Let’s identify these samples. The package ggrepel
allows us to add text to the plot, but ensures that points that are close together don’t have their labels overlapping (they repel each other).
library(ggrepel)
# setting shape to FALSE causes the plot to default to using the labels instead of points
autoplot(pcDat,
data = sampleinfo,
colour="Status",
shape="TimePoint",
size=5) +
geom_text_repel(aes(x=PC1, y=PC2, label=SampleName), box.padding = 0.8)
The mislabelled samples are SRR7657882, which is labelled as Test but should be Control, and SRR7657873, which is labelled as Control but should be Test. Let’s fix the sample sheet.
We’re going to use another dplyr
command mutate
.
sampleinfo <- mutate(sampleinfo, Status=case_when(
SampleName=="SRR7657882" ~ "Uninfected",
SampleName=="SRR7657873" ~ "Infected",
TRUE ~ Status))
…and export it so that we have the correct version for later use.

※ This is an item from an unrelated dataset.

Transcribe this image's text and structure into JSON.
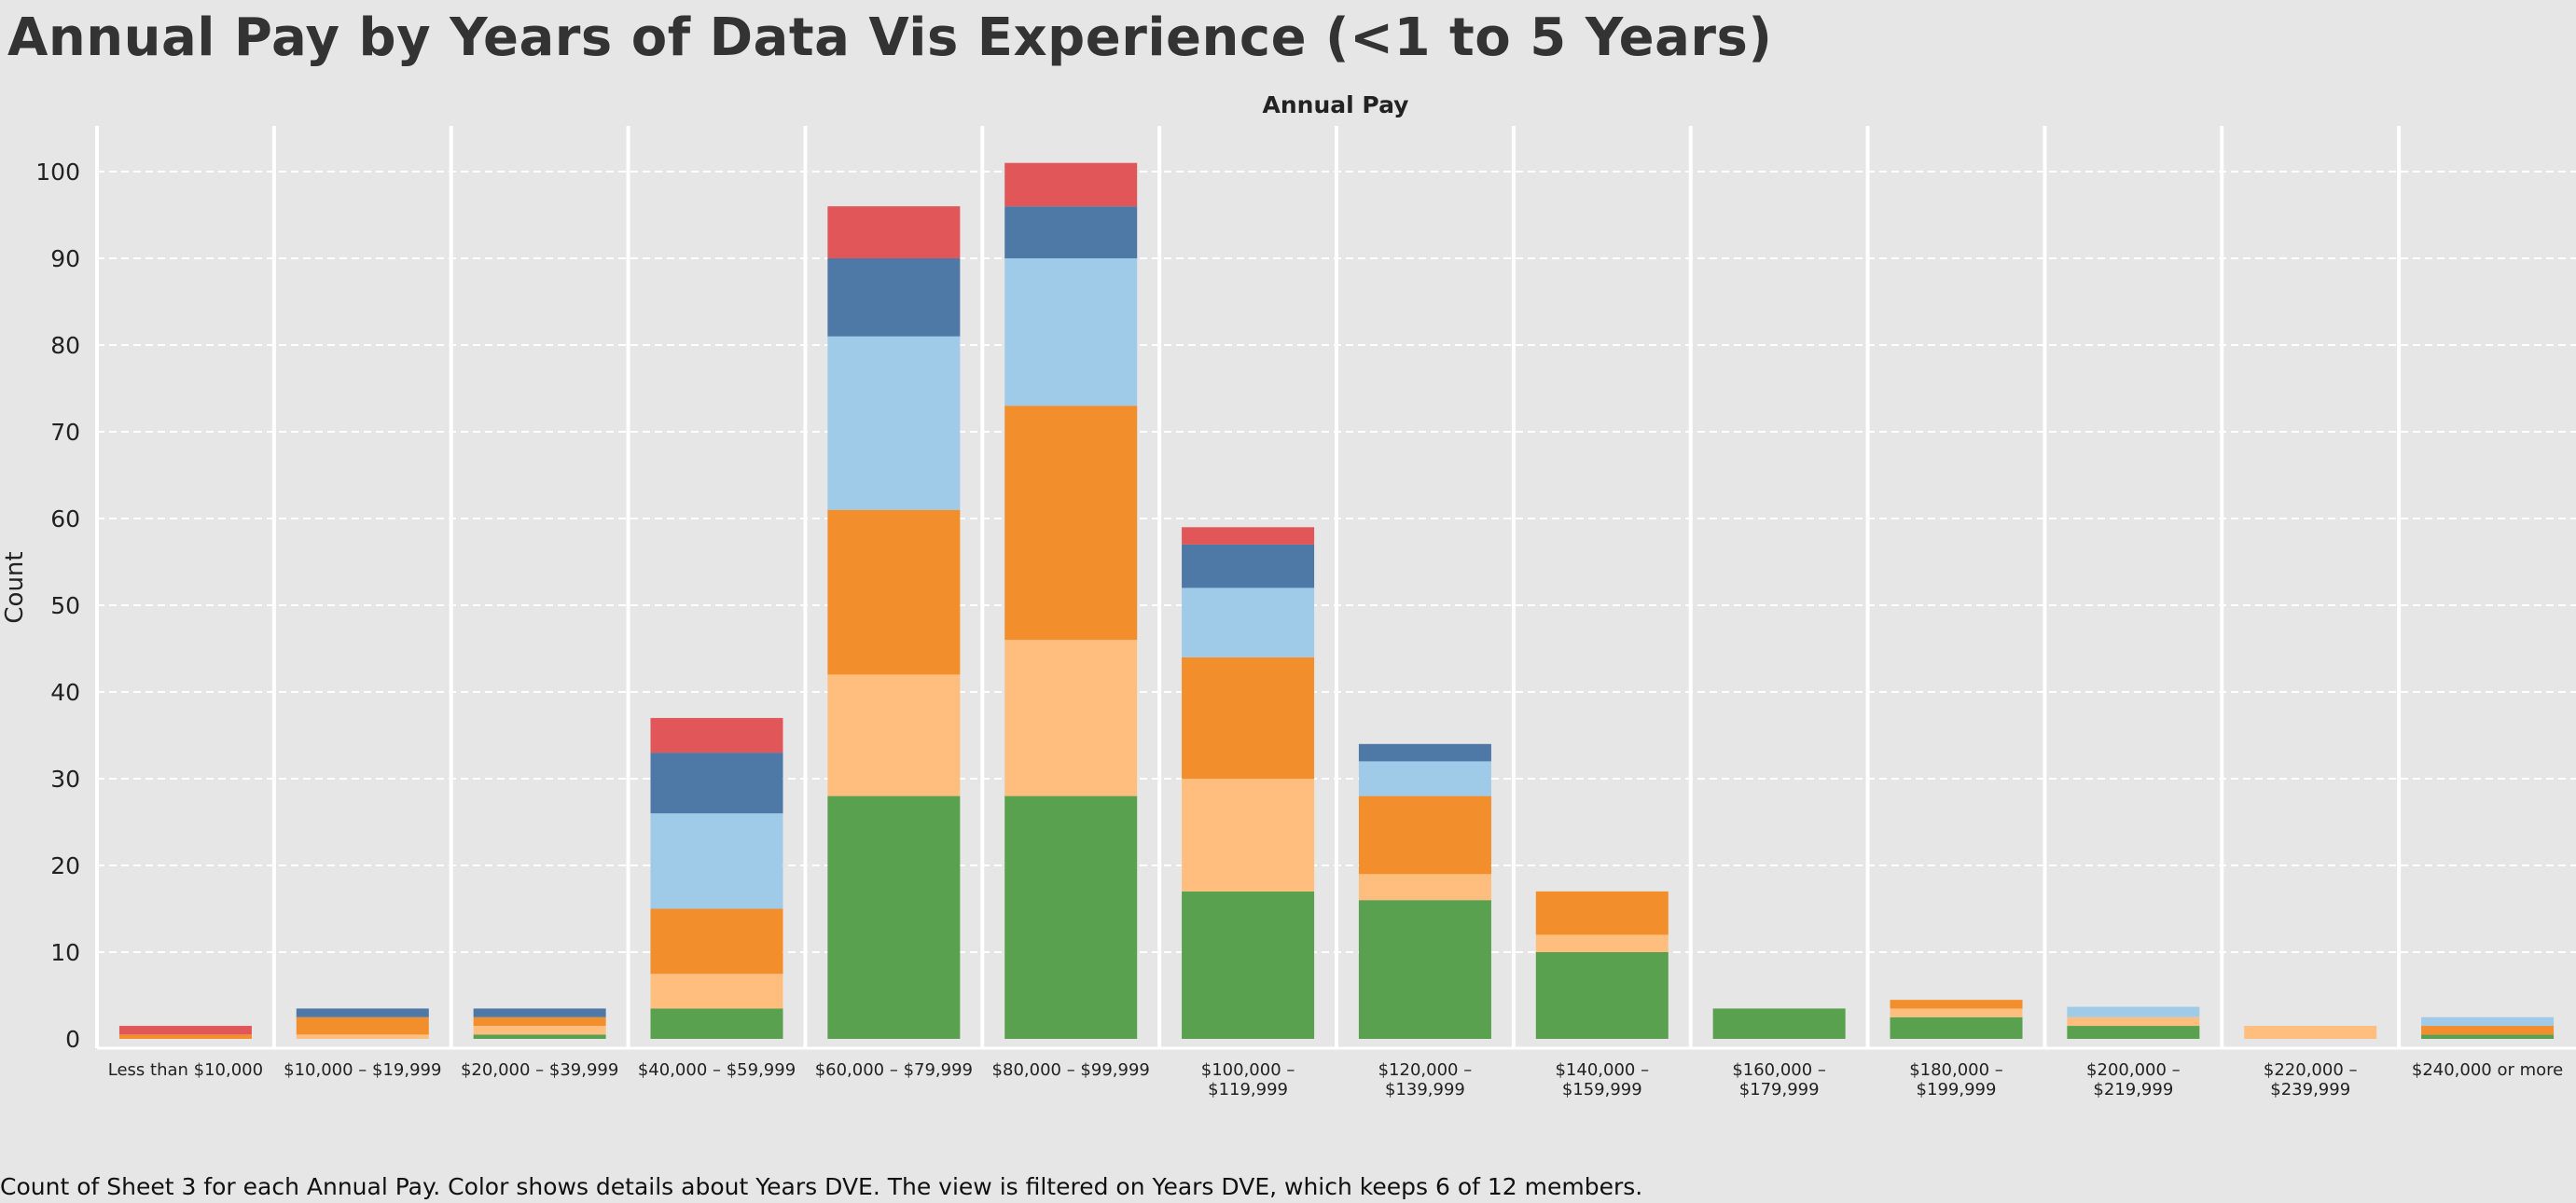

write_tsv(sampleinfo, "results/SampleInfo_Corrected.txt")
Let’s look at the PCA now.
autoplot(pcDat,
data = sampleinfo,
colour="Status",
shape="TimePoint",
size=5)
Replicate samples from the same group cluster together in the plot, while samples from different groups form separate clusters. This indicates that the differences between groups are larger than those within groups. The biological signal of interest is stronger than the noise (biological and technical) and can be detected.
Also, there appears to be a strong difference between days 11 and 33 post infection for the test group, but the day 11 and day 33 samples for the controls are mixed together.
Clustering in the PCA plot can be used to motivate changes to the design matrix in light of potential batch effects. For example, imagine that the first replicate of each group was prepared at a separate time from the second replicate. If the PCA plot showed separation of samples by time, it might be worthwhile including time in the downstream analysis to account for the time-based effect.